19 Akşam olunca kentten ayrıldı. 20 Sabahleyin geçerken incir ağacının kökten kurumuş olduğunu gördüler. 21 Olayı hatırlayan Petrus, “Öğretmenimiz, bak! Lanetlediğin incir ağacı kurumuş!” dedi.
22 Yeşua onlara şu karşılığı verdi: “Tanrı’ya iman edin. 23 Size doğrusunu söyleyeyim, kim şu dağa, ‘Yerinden kalk denize atıl’ derse ve yüreğinde kuşku duymadan, söylediklerinin gerçekleşmekte olduğuna inanırsa, söyledikleri gerçekleşecektir. 24 Bu nedenle size diyorum ki, duayla dilediğiniz her şeyi daha şimdiden almış olduğunuza inanın. Dileğiniz yerine gelecektir. 25 Duaya başladığınız zaman, birine karşı bir kırgınlığınız varsa onu bağışlayın ki, gökteki Babanız da sizin suçlarınızı bağışlasın. 26 Ama siz bağışlamazsanız, gökteki Babanız da sizin suçlarınızı bağışlamayacaktır.”
27 Yine Yeruşalem’e geldiler.

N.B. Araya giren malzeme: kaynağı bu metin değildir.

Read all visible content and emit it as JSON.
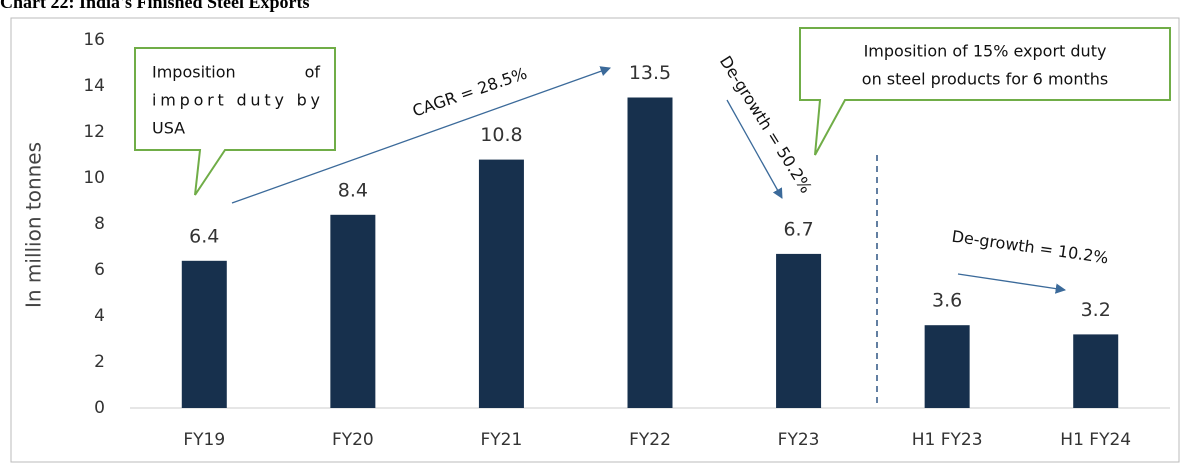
{
  "chart_data": {
    "type": "bar",
    "title": "Chart 22: India's Finished Steel Exports",
    "y_label": "In million tonnes",
    "categories": [
      "FY19",
      "FY20",
      "FY21",
      "FY22",
      "FY23",
      "H1 FY23",
      "H1 FY24"
    ],
    "values": [
      6.4,
      8.4,
      10.8,
      13.5,
      6.7,
      3.6,
      3.2
    ],
    "color": "#17304d",
    "ylim": [
      0,
      16
    ],
    "yticks": [
      0,
      2,
      4,
      6,
      8,
      10,
      12,
      14,
      16
    ],
    "grid": false,
    "annotations": {
      "callout_usa": [
        "Imposition",
        "of",
        "import duty by",
        "USA"
      ],
      "cagr": "CAGR = 28.5%",
      "degrowth_fy23": "De-growth = 50.2%",
      "callout_export": [
        "Imposition of 15% export duty",
        "on steel products for 6 months"
      ],
      "degrowth_h1": "De-growth = 10.2%"
    }
  }
}
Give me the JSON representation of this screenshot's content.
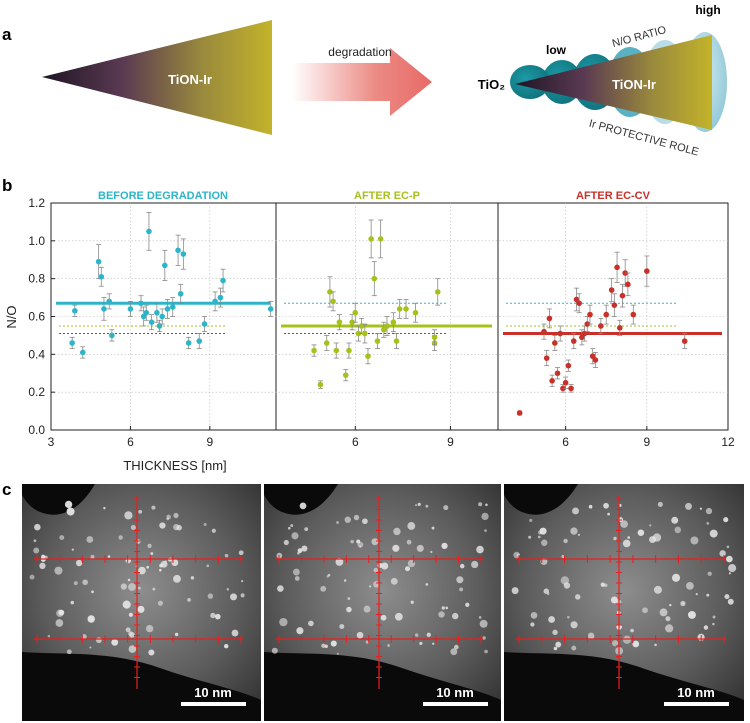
{
  "panel_a": {
    "label": "a",
    "wedge_left_text": "TiON-Ir",
    "arrow_text": "degradation",
    "tio2_text": "TiO₂",
    "wedge_right_text": "TiON-Ir",
    "low_text": "low",
    "high_text": "high",
    "ratio_text": "N/O RATIO",
    "protective_text": "Ir PROTECTIVE ROLE"
  },
  "panel_b": {
    "label": "b"
  },
  "panel_c": {
    "label": "c",
    "scale_bar_text": "10 nm"
  },
  "colors": {
    "before": "#2cb5c9",
    "ec_p": "#a7c11c",
    "ec_cv": "#c8302a",
    "overlay": "#e8201d"
  },
  "chart_data": {
    "type": "scatter",
    "ylabel": "N/O",
    "xlabel": "THICKNESS [nm]",
    "ylim": [
      0.0,
      1.2
    ],
    "yticks": [
      "0.0",
      "0.2",
      "0.4",
      "0.6",
      "0.8",
      "1.0",
      "1.2"
    ],
    "xticks": [
      "3",
      "6",
      "9",
      "6",
      "9",
      "6",
      "9",
      "12"
    ],
    "panels": [
      {
        "title": "BEFORE DEGRADATION",
        "xlim": [
          3,
          11.5
        ],
        "mean": 0.67,
        "points": [
          [
            3.8,
            0.46,
            0.03
          ],
          [
            3.9,
            0.63,
            0.03
          ],
          [
            4.2,
            0.41,
            0.03
          ],
          [
            4.8,
            0.89,
            0.09
          ],
          [
            4.9,
            0.81,
            0.05
          ],
          [
            5.0,
            0.64,
            0.06
          ],
          [
            5.2,
            0.68,
            0.04
          ],
          [
            5.3,
            0.5,
            0.03
          ],
          [
            6.0,
            0.64,
            0.04
          ],
          [
            6.4,
            0.67,
            0.04
          ],
          [
            6.5,
            0.6,
            0.05
          ],
          [
            6.6,
            0.62,
            0.04
          ],
          [
            6.7,
            1.05,
            0.1
          ],
          [
            6.8,
            0.57,
            0.04
          ],
          [
            7.0,
            0.62,
            0.05
          ],
          [
            7.1,
            0.55,
            0.03
          ],
          [
            7.2,
            0.6,
            0.04
          ],
          [
            7.3,
            0.87,
            0.08
          ],
          [
            7.4,
            0.64,
            0.05
          ],
          [
            7.6,
            0.65,
            0.05
          ],
          [
            7.8,
            0.95,
            0.08
          ],
          [
            7.9,
            0.72,
            0.05
          ],
          [
            8.0,
            0.93,
            0.08
          ],
          [
            8.2,
            0.46,
            0.03
          ],
          [
            8.6,
            0.47,
            0.04
          ],
          [
            8.8,
            0.56,
            0.04
          ],
          [
            9.2,
            0.68,
            0.05
          ],
          [
            9.4,
            0.7,
            0.05
          ],
          [
            9.5,
            0.79,
            0.06
          ],
          [
            11.3,
            0.64,
            0.04
          ]
        ]
      },
      {
        "title": "AFTER EC-P",
        "xlim": [
          3.5,
          10.5
        ],
        "mean": 0.55,
        "points": [
          [
            4.7,
            0.42,
            0.03
          ],
          [
            4.9,
            0.24,
            0.02
          ],
          [
            5.1,
            0.46,
            0.04
          ],
          [
            5.2,
            0.73,
            0.08
          ],
          [
            5.3,
            0.68,
            0.05
          ],
          [
            5.4,
            0.42,
            0.04
          ],
          [
            5.5,
            0.57,
            0.04
          ],
          [
            5.7,
            0.29,
            0.03
          ],
          [
            5.8,
            0.42,
            0.04
          ],
          [
            5.9,
            0.57,
            0.04
          ],
          [
            6.0,
            0.62,
            0.05
          ],
          [
            6.1,
            0.51,
            0.04
          ],
          [
            6.2,
            0.55,
            0.04
          ],
          [
            6.3,
            0.51,
            0.05
          ],
          [
            6.4,
            0.39,
            0.04
          ],
          [
            6.5,
            1.01,
            0.1
          ],
          [
            6.6,
            0.8,
            0.09
          ],
          [
            6.7,
            0.47,
            0.04
          ],
          [
            6.8,
            1.01,
            0.1
          ],
          [
            6.9,
            0.53,
            0.04
          ],
          [
            7.0,
            0.55,
            0.05
          ],
          [
            7.2,
            0.57,
            0.05
          ],
          [
            7.3,
            0.47,
            0.04
          ],
          [
            7.4,
            0.64,
            0.05
          ],
          [
            7.6,
            0.64,
            0.05
          ],
          [
            7.9,
            0.62,
            0.05
          ],
          [
            8.5,
            0.46,
            0.04
          ],
          [
            8.5,
            0.49,
            0.04
          ],
          [
            8.6,
            0.73,
            0.07
          ]
        ]
      },
      {
        "title": "AFTER EC-CV",
        "xlim": [
          3.5,
          12
        ],
        "mean": 0.51,
        "points": [
          [
            4.3,
            0.09,
            0.01
          ],
          [
            5.2,
            0.52,
            0.04
          ],
          [
            5.3,
            0.38,
            0.04
          ],
          [
            5.4,
            0.59,
            0.05
          ],
          [
            5.5,
            0.26,
            0.03
          ],
          [
            5.6,
            0.46,
            0.04
          ],
          [
            5.7,
            0.3,
            0.03
          ],
          [
            5.8,
            0.51,
            0.04
          ],
          [
            5.9,
            0.22,
            0.02
          ],
          [
            6.0,
            0.25,
            0.03
          ],
          [
            6.1,
            0.34,
            0.03
          ],
          [
            6.2,
            0.22,
            0.02
          ],
          [
            6.3,
            0.47,
            0.04
          ],
          [
            6.4,
            0.69,
            0.06
          ],
          [
            6.5,
            0.67,
            0.05
          ],
          [
            6.6,
            0.49,
            0.04
          ],
          [
            6.7,
            0.51,
            0.04
          ],
          [
            6.8,
            0.56,
            0.04
          ],
          [
            6.9,
            0.61,
            0.05
          ],
          [
            7.0,
            0.39,
            0.04
          ],
          [
            7.1,
            0.37,
            0.04
          ],
          [
            7.3,
            0.55,
            0.04
          ],
          [
            7.5,
            0.61,
            0.05
          ],
          [
            7.7,
            0.74,
            0.06
          ],
          [
            7.8,
            0.66,
            0.06
          ],
          [
            7.9,
            0.86,
            0.08
          ],
          [
            8.0,
            0.54,
            0.04
          ],
          [
            8.1,
            0.71,
            0.06
          ],
          [
            8.2,
            0.83,
            0.07
          ],
          [
            8.3,
            0.77,
            0.06
          ],
          [
            8.5,
            0.61,
            0.05
          ],
          [
            9.0,
            0.84,
            0.08
          ],
          [
            10.4,
            0.47,
            0.04
          ]
        ]
      }
    ]
  }
}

Yeşua tapınakta dolaşırken, başkâhinler, yazıcılar ve ileri gelenler O’na geldiler. 28 O’na, “Bunları hangi yetkiyle yapıyorsun? Ya da sana bunları yapma yetkisini sana kim verdi?” diye sordular.
29 Yeşua onlara, “Size bir soru soracağım. Bana yanıt verin, ben de size bunları hangi yetkiyle yaptığımı söyleyeyim” dedi. 30 “Yuhanna’nın vaftizi gökten mi, yoksa insanlardan mı? Bana yanıt verin.”
31 Kendi aralarında şöyle tartışmaya başladılar: “ ‘Gökten’ dersek, ‘Öyleyse ona neden inanmadınız?’ diyecek. 32 ‘İnsanlardan’ dersek…’ ” Halktan korkuyorlardı. Çünkü herkes Yuhanna’yı gerçekten peygamber olarak görüyordu. 33 Yeşua’ya, “Bilmiyoruz” dediler.
Yeşua onlara, “Öyleyse ben de size bunları hangi yetkiyle yaptığımı söylemeyeceğim” dedi.